The situation can be better explained using the examples below:
1. No contributions in any PIPs closed in the period 5 April to 8 July
The individual will have an annual allowance in the post-alignment PIP of £40,000. This is the limit that can be carried forward from the pre-alignment PIP.
2. Contribution of £40,000 in PIPs closed in the period 5 April to 8 July
The individual will have an annual allowance in the post-alignment PIP of £40,000. This is because the pre-alignment PIP had a total annual allowance of £80,000 of which only £40,000 has been used and up to £40,000 can be carried forward to the post-alignment PIP.
3. Contribution of £20,000 in PIPs closed in the period 5 April to 8 July
The individual would have an annual allowance in the post-alignment PIP of £40,000 being the carry forward from the pre alignment period restricted to the maximum carry forward of £40,000.
We have so far only looked at defined contribution/money purchase plans.

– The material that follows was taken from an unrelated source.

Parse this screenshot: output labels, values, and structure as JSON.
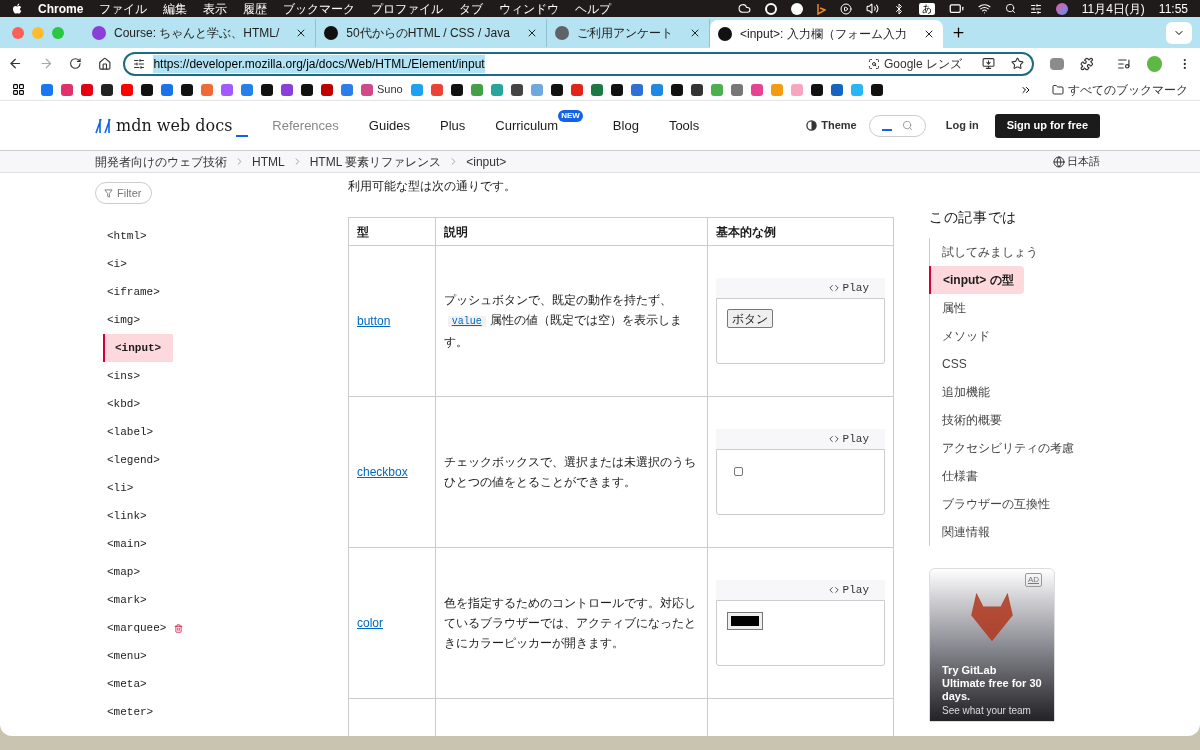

The situation can be more complex still if the individual is also a member of a defined benefit arrangement, since the employer contribution to these types of scheme is often not readily available and quantified in pounds and pence. Obtaining this information might also take some time, and this could be problematic if calculations are necessary to implement a contribution at short notice ahead, for example, of a tax year end.
As has been demonstrated, each individual’s personal circumstances must be taken into account, details of the PIP for each and every pension arrangement that the individual has must be known. Coupled with the need to research and record individuals adjusted and threshold earnings going forward, the adviser’s role has become more complicated.
However, turning back now to the government’s Green Paper, as per one of the suggestions, future incentive to save toward retirement will not be on the current exempt exempt taxed basis, then these complications may be temporary, albeit likely to be replaced by further complication and need to educate on a radically new system altogether.